The Great War Project
Through the fictional world of a Botanical Science Enterprise students in five pilot schools from grade four to grade seven will become engaged as Botanists who are requested by a client to explore a ninety-seven year old document recently discovered.
As the Botanists do their work they discover the document is a Field Notebook owned by a Botanist who, while serving in the British Expeditionary Force in France, travels the Somme making observations of the Landscape and Flora of the area.
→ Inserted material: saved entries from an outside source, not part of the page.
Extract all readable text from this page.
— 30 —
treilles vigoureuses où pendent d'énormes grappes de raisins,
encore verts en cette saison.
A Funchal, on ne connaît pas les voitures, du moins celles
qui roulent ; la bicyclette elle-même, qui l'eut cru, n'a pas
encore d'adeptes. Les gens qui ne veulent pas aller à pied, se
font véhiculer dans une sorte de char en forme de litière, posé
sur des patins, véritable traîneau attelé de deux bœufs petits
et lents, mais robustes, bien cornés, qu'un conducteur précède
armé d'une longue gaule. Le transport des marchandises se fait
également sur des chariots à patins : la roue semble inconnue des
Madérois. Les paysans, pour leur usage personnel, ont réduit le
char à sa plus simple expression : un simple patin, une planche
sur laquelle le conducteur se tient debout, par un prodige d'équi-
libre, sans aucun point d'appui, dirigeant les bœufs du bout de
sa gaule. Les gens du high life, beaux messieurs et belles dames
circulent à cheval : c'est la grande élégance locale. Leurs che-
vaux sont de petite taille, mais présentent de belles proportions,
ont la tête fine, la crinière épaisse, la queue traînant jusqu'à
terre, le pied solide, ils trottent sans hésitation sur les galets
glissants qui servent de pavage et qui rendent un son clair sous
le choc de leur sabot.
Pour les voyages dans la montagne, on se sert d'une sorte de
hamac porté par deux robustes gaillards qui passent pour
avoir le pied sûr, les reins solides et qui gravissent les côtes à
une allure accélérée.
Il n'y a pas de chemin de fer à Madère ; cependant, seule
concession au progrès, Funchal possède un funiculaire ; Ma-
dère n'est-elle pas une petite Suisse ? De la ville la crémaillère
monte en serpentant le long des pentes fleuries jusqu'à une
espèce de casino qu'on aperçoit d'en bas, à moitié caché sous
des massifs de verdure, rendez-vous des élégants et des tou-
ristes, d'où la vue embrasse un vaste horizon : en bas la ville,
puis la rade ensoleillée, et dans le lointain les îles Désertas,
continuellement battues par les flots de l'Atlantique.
The writing in the Field Notebook reveals a much larger story as the Botanists dig deeper into the work of the author who signs his work with the initials A.W.H.
References to places, geographical features, rivers and once flourishing villages, encampments, and battle sites are places that the Newfoundland Regiment would have been familiar with. As work continues, the Botanists are connected with the famed Regiment and its story through the unfolding Trail of the Caribou, the War Diary of the Newfoundland Regiment and so Newfoundland's engagement in The Great War.
The Great War Project is an imaginative inquiry learning experience developed by The Great War Project Group of the Faculty of Education Memorial University. Partnering with MUN Botanical Garden, it creates for student participants and their teachers a rich Botanical Science frame of reference that drives the students into the story of Newfoundland, the Newfoundland Regiment, the letters and diaries of Soldiers, Nurses and V.A.D.s of Newfoundland and Labrador who served.
A.W.H. is astonished at the sights he sees and wonders how nature has so quickly begun to take back the shattered and shelled landscape. He notes the sight of remarkable seas of red "as far as the eye can see", dotted with white crosses, and questions how "such tiny seeds could have found their way to the surface to transform the land and live again". The same questions drive exploration into Newfoundland, and its story of survival and transformation after the experiences of The Great War.
The implementation of The Great War Project is supported by the WW100 Memorial University Commemoration Program.